Several states across India are suffering prolonged blackouts as scorching heat waves boost energy demand at a time when coal stockpiles are dwindling and nations globally are contending with tight fuel markets. Disruptions to electricity supply are lasting as long as eight hours a day in some areas.

Read more: Eight-Hour Blackouts Hit India After Hottest March on Record

NTPC previously slowed plans to advance the Lara and Singrauli projects as electricity demand faltered during the pandemic. The producer has also been focusing on proposals to increase renewable energy capacity, rather than coal.

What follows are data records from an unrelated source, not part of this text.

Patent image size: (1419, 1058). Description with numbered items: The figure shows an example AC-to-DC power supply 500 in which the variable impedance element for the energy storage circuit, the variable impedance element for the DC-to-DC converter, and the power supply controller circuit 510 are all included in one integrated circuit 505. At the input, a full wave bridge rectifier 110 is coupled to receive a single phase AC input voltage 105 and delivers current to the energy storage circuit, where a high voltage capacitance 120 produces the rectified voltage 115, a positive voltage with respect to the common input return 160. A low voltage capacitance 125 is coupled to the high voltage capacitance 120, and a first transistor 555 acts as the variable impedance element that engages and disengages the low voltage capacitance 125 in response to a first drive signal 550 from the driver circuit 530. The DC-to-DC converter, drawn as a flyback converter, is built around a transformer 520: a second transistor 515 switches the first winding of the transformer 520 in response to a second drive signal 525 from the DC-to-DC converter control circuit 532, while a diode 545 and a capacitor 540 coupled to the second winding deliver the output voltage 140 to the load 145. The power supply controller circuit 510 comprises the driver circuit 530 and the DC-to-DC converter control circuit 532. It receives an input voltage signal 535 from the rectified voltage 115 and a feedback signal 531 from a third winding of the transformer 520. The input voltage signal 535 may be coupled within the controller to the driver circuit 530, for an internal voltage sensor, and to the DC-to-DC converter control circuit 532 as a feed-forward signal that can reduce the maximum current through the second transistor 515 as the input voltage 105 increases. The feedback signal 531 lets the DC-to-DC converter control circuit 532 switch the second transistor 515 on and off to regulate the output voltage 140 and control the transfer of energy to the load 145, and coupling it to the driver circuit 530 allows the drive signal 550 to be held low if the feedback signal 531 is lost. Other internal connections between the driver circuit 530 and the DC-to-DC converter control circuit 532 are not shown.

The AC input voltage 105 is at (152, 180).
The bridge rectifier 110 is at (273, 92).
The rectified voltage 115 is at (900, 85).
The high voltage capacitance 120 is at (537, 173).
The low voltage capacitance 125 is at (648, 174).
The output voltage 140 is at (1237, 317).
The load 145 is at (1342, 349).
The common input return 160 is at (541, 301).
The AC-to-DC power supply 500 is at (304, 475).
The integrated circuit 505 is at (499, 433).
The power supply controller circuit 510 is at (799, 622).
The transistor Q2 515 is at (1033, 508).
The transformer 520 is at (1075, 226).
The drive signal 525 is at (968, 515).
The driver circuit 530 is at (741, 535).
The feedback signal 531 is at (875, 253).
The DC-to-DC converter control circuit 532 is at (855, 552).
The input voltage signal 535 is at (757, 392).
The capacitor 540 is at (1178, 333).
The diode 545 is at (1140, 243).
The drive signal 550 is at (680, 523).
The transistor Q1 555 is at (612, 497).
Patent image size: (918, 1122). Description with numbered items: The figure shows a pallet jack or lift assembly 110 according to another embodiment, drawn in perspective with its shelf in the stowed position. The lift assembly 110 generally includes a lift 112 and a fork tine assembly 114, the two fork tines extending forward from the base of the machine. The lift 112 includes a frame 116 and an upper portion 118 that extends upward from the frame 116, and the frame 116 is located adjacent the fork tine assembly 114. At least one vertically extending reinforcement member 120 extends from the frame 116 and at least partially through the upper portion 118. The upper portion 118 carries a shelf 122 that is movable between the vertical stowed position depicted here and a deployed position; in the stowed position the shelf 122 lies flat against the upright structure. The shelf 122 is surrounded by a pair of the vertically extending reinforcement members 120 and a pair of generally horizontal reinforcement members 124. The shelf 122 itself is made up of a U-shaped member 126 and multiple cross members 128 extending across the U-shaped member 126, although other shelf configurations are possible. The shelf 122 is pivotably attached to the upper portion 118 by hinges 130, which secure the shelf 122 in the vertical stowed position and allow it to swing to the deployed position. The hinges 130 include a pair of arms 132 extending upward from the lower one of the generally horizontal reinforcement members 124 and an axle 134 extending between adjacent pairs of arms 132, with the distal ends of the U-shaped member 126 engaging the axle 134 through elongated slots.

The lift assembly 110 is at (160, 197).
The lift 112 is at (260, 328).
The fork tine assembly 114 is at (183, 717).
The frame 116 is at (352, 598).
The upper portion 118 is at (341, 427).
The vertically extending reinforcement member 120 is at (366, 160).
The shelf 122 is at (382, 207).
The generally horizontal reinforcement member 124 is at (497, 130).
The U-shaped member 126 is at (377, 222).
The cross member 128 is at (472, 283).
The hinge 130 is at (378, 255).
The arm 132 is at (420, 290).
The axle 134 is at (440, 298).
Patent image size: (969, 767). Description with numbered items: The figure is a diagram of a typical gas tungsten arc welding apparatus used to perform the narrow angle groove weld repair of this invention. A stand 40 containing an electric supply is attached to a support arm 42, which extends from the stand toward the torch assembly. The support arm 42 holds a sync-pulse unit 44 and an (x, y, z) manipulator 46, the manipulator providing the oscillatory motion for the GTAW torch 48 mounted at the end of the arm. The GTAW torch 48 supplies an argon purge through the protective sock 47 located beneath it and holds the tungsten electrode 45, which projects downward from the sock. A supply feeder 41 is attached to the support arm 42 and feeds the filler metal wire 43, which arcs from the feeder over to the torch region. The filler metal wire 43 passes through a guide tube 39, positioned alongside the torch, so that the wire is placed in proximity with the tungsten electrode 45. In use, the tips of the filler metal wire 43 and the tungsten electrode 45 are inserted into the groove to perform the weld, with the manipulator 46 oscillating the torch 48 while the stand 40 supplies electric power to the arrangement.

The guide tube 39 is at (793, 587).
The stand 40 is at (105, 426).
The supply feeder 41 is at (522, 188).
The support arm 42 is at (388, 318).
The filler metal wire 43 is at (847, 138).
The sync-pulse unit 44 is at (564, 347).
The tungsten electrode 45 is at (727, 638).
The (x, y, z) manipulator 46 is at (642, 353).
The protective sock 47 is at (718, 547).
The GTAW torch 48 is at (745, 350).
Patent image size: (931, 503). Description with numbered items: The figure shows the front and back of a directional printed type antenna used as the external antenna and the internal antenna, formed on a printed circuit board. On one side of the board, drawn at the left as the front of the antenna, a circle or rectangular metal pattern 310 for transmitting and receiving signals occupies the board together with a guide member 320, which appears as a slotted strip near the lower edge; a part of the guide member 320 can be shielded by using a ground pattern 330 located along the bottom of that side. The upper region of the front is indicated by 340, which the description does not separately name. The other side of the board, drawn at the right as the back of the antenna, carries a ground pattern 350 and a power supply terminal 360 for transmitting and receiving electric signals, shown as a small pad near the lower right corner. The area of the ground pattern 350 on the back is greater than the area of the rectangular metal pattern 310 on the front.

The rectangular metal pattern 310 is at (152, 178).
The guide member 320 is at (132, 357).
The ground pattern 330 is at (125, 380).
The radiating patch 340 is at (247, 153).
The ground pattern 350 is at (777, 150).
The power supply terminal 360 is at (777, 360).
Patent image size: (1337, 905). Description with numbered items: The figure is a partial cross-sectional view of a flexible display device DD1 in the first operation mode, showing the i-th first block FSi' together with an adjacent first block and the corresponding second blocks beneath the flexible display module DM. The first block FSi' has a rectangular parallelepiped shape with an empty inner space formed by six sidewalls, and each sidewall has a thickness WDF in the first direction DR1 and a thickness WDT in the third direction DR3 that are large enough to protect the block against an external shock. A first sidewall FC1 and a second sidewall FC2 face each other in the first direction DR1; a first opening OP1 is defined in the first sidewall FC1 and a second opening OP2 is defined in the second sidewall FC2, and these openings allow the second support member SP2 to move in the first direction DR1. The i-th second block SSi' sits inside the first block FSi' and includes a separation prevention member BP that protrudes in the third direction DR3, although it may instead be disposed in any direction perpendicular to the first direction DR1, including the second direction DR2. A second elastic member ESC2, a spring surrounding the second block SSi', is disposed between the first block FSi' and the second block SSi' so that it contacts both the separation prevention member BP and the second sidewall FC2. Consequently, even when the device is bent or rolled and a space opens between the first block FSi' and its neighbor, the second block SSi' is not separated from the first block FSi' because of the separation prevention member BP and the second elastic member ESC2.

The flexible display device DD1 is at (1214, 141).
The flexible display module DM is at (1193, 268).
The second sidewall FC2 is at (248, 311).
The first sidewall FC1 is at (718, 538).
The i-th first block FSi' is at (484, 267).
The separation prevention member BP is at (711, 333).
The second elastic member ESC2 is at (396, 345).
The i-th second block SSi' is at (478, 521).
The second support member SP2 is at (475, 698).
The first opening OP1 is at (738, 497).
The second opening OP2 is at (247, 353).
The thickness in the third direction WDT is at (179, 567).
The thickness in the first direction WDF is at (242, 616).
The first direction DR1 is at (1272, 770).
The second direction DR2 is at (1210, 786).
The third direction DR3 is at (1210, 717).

Despite a near-term addition to its coal fleet, the company will stick to a target to rapidly expand clean power capacity, the official said. NTPC is aiming to cut the share of fossil fuels in its energy mix to about half by 2032 from 83% currently.

NTPC’s plans for the Odisha plant show how India, which still relies on coal for about 70% of electricity generation, can use the fossil fuel more efficiently, according to R. Srikanth, a professor of energy and climate at National Institute of Advanced Studies in Bengaluru. 

“One way to do that is phase out all old power plants and replace them with modern plants that consume less coal to produce the same amount of energy,” Srikanth said. “We need to stop defaming coal.”  

NTPC’s new facility will replace a smaller plant at the same site that was phased out last year after more than five decades. 

The producer is also taking steps to address the coal shortages that are prompting India energy crunch. Imports will be increased to 20 million tons during the fiscal year to March, while NTPC will aim to boost annual output at its own mines by about 86% to 26 million tons.